The annual attempt to match the seasonal influenza vaccine with mutating flu viruses always is a bit of a gamble, and this year is no different.

In particular, the U.S. vaccine may not provide complete immunity to an H3N2 strain that has caused serious infections during the summer season in Australia. That’s all the more reason for healthcare workers to be vaccinated, as the protection it provides could be the difference between mild and severe illness.

Australian public health officials recently announced that “2017 has been characterized by high levels of influenza A (H3N2), which disproportionately affects the elderly. We have seen reports of high numbers of deaths in nursing homes this year and also amongst healthy adults. These are tragic events which underscore the message that influenza is a serious disease and that vaccination is absolutely critical for protecting individuals and the community. We do know that the 2017 vaccines have had a relatively good match with circulating strains, which provides the best opportunity for protection. There is, however, evidence that the effectiveness of the vaccines has been less than usual this year, particularly in terms of protecting the elderly against influenza A (H3N2).”1

It is unknown whether that H3N2 strain will circulate widely in the U.S., but the H3N2 strain in the current vaccine should provide some protection, clinical and public health officials said recently at a press conference at the National Foundation for Infectious Diseases (NFID) in Washington, DC.

“The proteins on the outside of that H3N2 virus are still quite similar to what’s in the current vaccine,” said William Schaffner, MD, medical director of the NFID and a professor of preventive medicine at Vanderbilt University School of Medicine in Nashville, TN. “We ought to be well prepared. This H3N2 strain is the one that usually causes more illness, more complications in older adults. So, if you needed another reason to be vaccinated, there it is. Best [to] get that protection.”

An H3N2 virus which eluded the vaccine strain caused a particularly bad flu season in the U.S. during the 2014-2015 season.

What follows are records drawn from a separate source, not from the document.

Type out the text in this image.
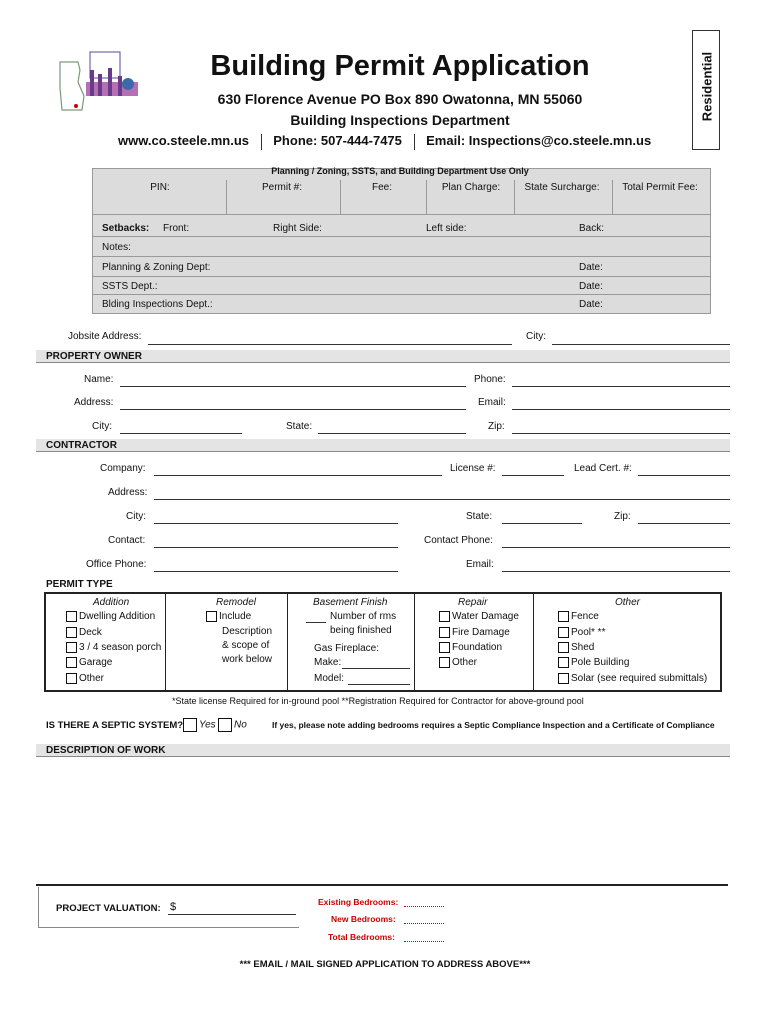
Building Permit Application
630 Florence Avenue PO Box 890 Owatonna, MN 55060
Building Inspections Department
www.co.steele.mn.us Phone: 507-444-7475 Email: Inspections@co.steele.mn.us
Residential
Planning / Zoning, SSTS, and Building Department Use Only
PIN:	Permit #:	Fee:	Plan Charge:	State Surcharge:	Total Permit Fee:
Setbacks: Front:	Right Side:	Left side:	Back:
Notes:
Planning & Zoning Dept:	Date:
SSTS Dept.:	Date:
Blding Inspections Dept.:	Date:
Jobsite Address:	City:
PROPERTY OWNER
Name:	Phone:
Address:	Email:
City:	State:	Zip:
CONTRACTOR
Company:	License #:	Lead Cert. #:
Address:
City:	State:	Zip:
Contact:	Contact Phone:
Office Phone:	Email:
PERMIT TYPE
Addition
Dwelling Addition
Deck
3 / 4 season porch
Garage
Other
Remodel
Include
Description
& scope of
work below
Basement Finish
Number of rms
being finished
Gas Fireplace:
Make:
Model:
Repair
Water Damage
Fire Damage
Foundation
Other
Other
Fence
Pool* **
Shed
Pole Building
Solar (see required submittals)
*State license Required for in-ground pool **Registration Required for Contractor for above-ground pool
IS THERE A SEPTIC SYSTEM?	Yes	No	If yes, please note adding bedrooms requires a Septic Compliance Inspection and a Certificate of Compliance
DESCRIPTION OF WORK
PROJECT VALUATION: $	Existing Bedrooms:
New Bedrooms:
Total Bedrooms:
*** EMAIL / MAIL SIGNED APPLICATION TO ADDRESS ABOVE***
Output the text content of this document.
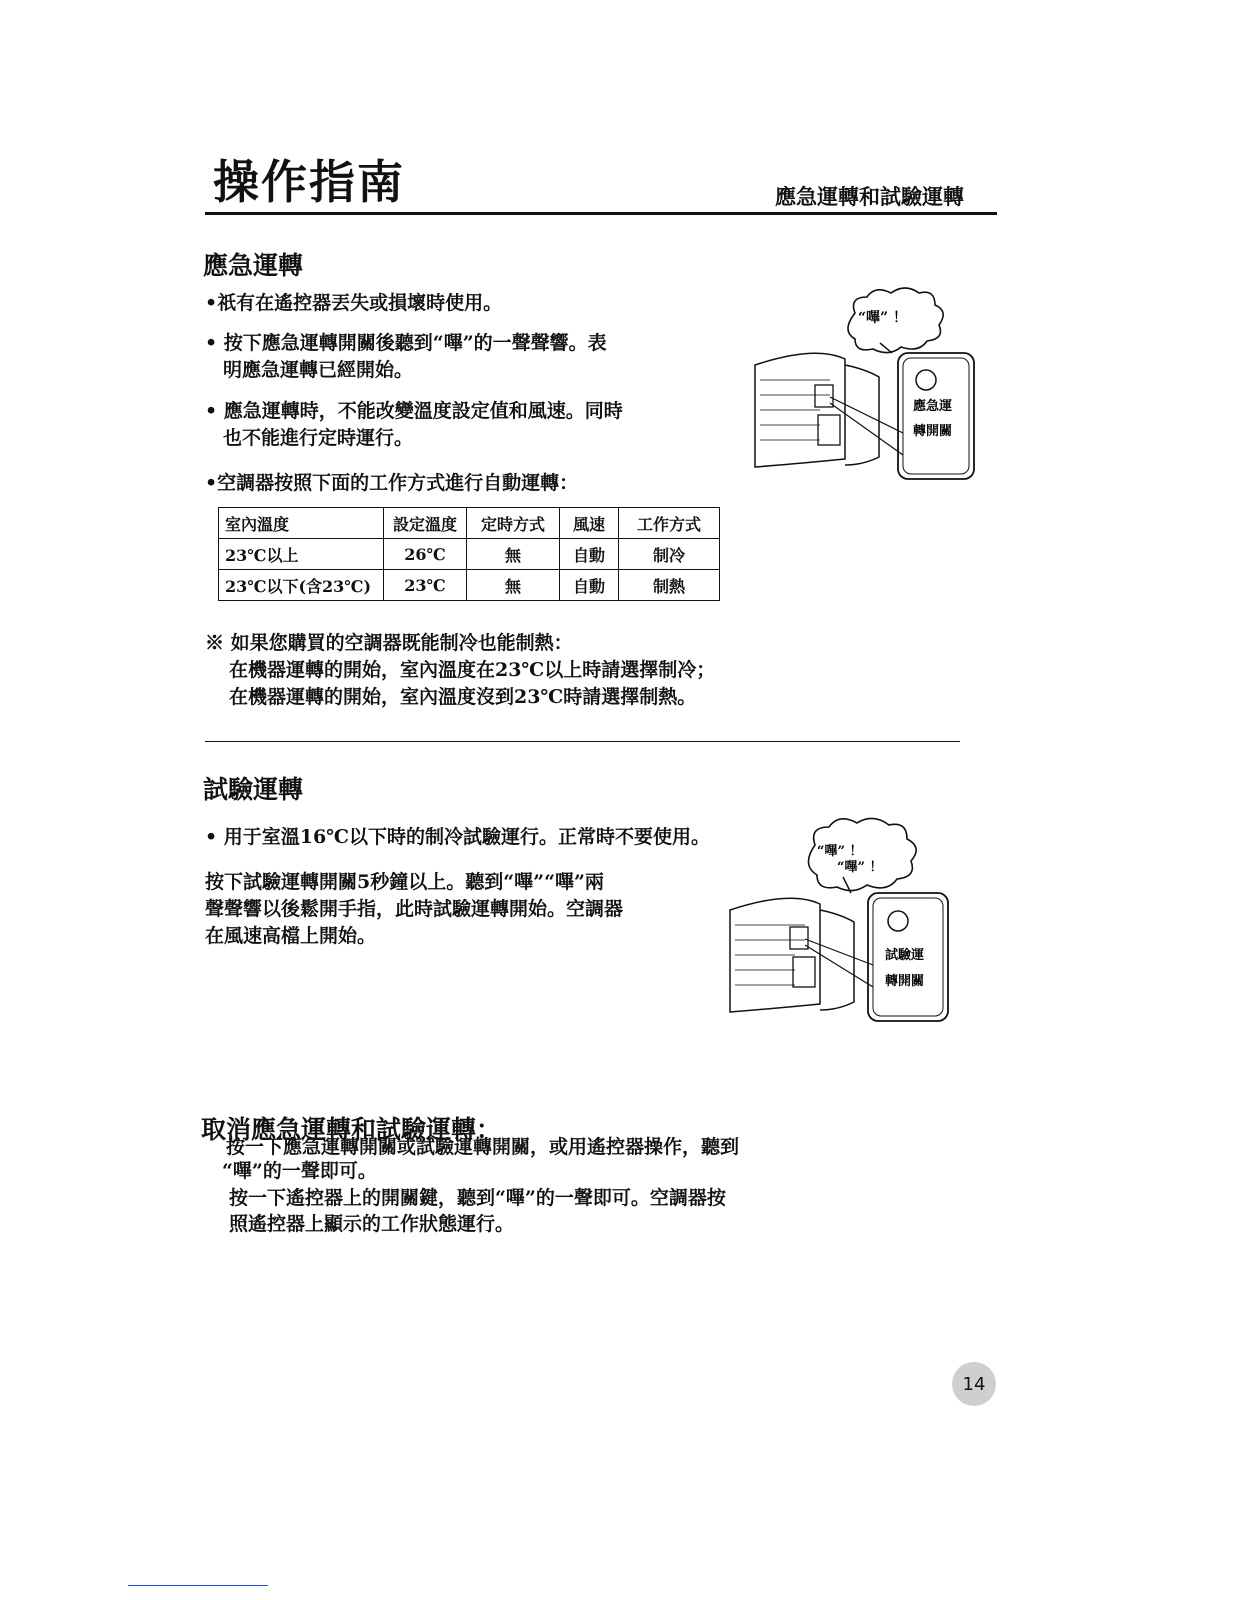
操作指南	應急運轉和試驗運轉
應急運轉
•祇有在遙控器丟失或損壞時使用。
• 按下應急運轉開關後聽到“嗶”的一聲聲響。表
明應急運轉已經開始。
• 應急運轉時，不能改變溫度設定值和風速。同時
也不能進行定時運行。
•空調器按照下面的工作方式進行自動運轉：
室內溫度	設定溫度	定時方式	風速	工作方式
23℃以上	26℃	無	自動	制冷
23℃以下(含23℃)	23℃	無	自動	制熱
※ 如果您購買的空調器既能制冷也能制熱：
在機器運轉的開始，室內溫度在23℃以上時請選擇制冷；
在機器運轉的開始，室內溫度沒到23℃時請選擇制熱。
“嗶” ！
應急運
轉開關
試驗運轉
• 用于室溫16℃以下時的制冷試驗運行。正常時不要使用。
按下試驗運轉開關5秒鐘以上。聽到“嗶”“嗶”兩
聲聲響以後鬆開手指，此時試驗運轉開始。空調器
在風速高檔上開始。
“嗶” ！
“嗶” ！
試驗運
轉開關
取消應急運轉和試驗運轉：
按一下應急運轉開關或試驗運轉開關，或用遙控器操作，聽到
“嗶”的一聲即可。
按一下遙控器上的開關鍵，聽到“嗶”的一聲即可。空調器按
照遙控器上顯示的工作狀態運行。
14
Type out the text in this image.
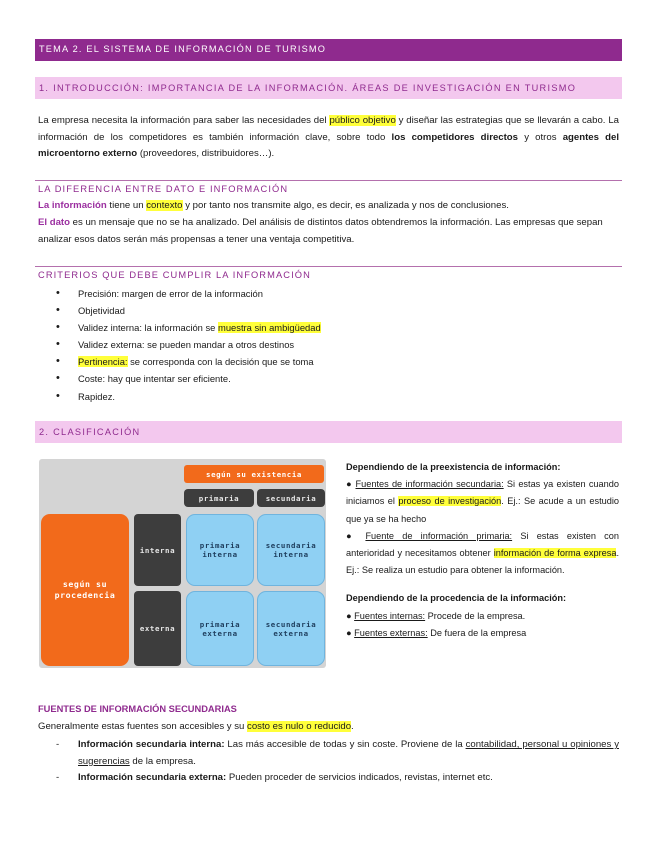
TEMA 2. EL SISTEMA DE INFORMACIÓN DE TURISMO
1. INTRODUCCIÓN: IMPORTANCIA DE LA INFORMACIÓN. ÁREAS DE INVESTIGACIÓN EN TURISMO
La empresa necesita la información para saber las necesidades del público objetivo y diseñar las estrategias que se llevarán a cabo. La información de los competidores es también información clave, sobre todo los competidores directos y otros agentes del microentorno externo (proveedores, distribuidores…).
LA DIFERENCIA ENTRE DATO E INFORMACIÓN
La información tiene un contexto y por tanto nos transmite algo, es decir, es analizada y nos de conclusiones.
El dato es un mensaje que no se ha analizado. Del análisis de distintos datos obtendremos la información. Las empresas que sepan analizar esos datos serán más propensas a tener una ventaja competitiva.
CRITERIOS QUE DEBE CUMPLIR LA INFORMACIÓN
• Precisión: margen de error de la información
• Objetividad
• Validez interna: la información se muestra sin ambigüedad
• Validez externa: se pueden mandar a otros destinos
• Pertinencia: se corresponda con la decisión que se toma
• Coste: hay que intentar ser eficiente.
• Rapidez.
2. CLASIFICACIÓN
según su existencia
primaria	secundaria
según su procedencia
interna
externa
primaria interna
secundaria interna
primaria externa
secundaria externa
Dependiendo de la preexistencia de información:
● Fuentes de información secundaria: Si estas ya existen cuando iniciamos el proceso de investigación. Ej.: Se acude a un estudio que ya se ha hecho
● Fuente de información primaria: Si estas existen con anterioridad y necesitamos obtener información de forma expresa. Ej.: Se realiza un estudio para obtener la información.
Dependiendo de la procedencia de la información:
● Fuentes internas: Procede de la empresa.
● Fuentes externas: De fuera de la empresa
FUENTES DE INFORMACIÓN SECUNDARIAS
Generalmente estas fuentes son accesibles y su costo es nulo o reducido.
- Información secundaria interna: Las más accesible de todas y sin coste. Proviene de la contabilidad, personal u opiniones y sugerencias de la empresa.
- Información secundaria externa: Pueden proceder de servicios indicados, revistas, internet etc.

“Clearly, it was a severe season in Australia this summer,” said Daniel Jernigan, MD, MPH, director of the Influenza Division at the National Center for Immunization and Respiratory Diseases at the CDC. “Does that mean we’ll have a bad season this fall? We don’t know exactly, but we want to be prepared for that, and it’s one reason why it’s important to get your vaccine.”

The World Health Organization (WHO) has recommended that the next flu vaccine for the Southern Hemisphere include H3N2 A/Singapore/INFIMH-16-0019/2016-like virus. The vaccine that will be used in the U.S. and the other Northern Hemisphere countries will still have the H3N2 A/Hong Kong/4801/2014-like virus.

“There’s been a little bit of drift, some change, but there’s not been a significant mutation in the H3N2,” Jernigan said. “The [WHO] change was really made so that the vaccine that is made in eggs is a better vaccine. Right now, there are two vaccines. The [cell-based vaccine], which is made in cells [and] is made just with proteins — those aren’t affected by this change.”

According to the CDC, this new cell-based flu vaccine is made by growing viruses in animal cells rather than in the traditional chicken eggs.

With flu season comes the annual task of immunizing healthcare workers to protect themselves and their patients.

“And, just to make clear, it’s a patient safety issue,” Schaffner said. “We don’t want to give flu to the patients for whom we are providing care.”

Patsy Stinchfield, RN, senior director of infection prevention and control at Children’s Health Network in Minneapolis, said it is gearing up to get healthcare workers immunized.

“This is one of my tasks at Children’s: to get our 6,500 employees vaccinated,” she said. “I think it’s really about understanding the importance of it, making it easy and accessible [and] no charge. Making it such that we’ll come to you; where is your staff meeting? We do so many different interventions at Children’s. We don’t have a mandate as some hospitals do. But even in a unionized nursing environment, without a mandate, our staff are vaccinated at 94% year after year. It’s really emphasizing the importance and making it easy and accessible.”

Echoing those comments is Kathleen Neuzil, MD, MPH, FIDSA, director at the Center for Vaccine Development at University of Maryland School of Medicine.

“We do have a mandatory policy at the University of Maryland Medical Center, and we are also in the high 90 percentages,” she says. “It’s interesting. The nurses, the physicians, the people in the hospitals who have regular [patient] contact, we’re actually doing very well with those vaccination rates. It’s some of the other workers. We probably haven’t done as good a job at educating the support staff sometimes in hospitals.”

The seasonal flu vaccine never is 100% effective, but it is the best way to keep people out of the hospital and the morgue.

“And, as I like to say to some of my patients who say, ‘But Dr. Schaffner, you gave me the vaccine and I still got flu,’ I say, ‘I’m so pleased that you’re still here with us to complain, because you didn’t die of influenza,’” Schaffner says.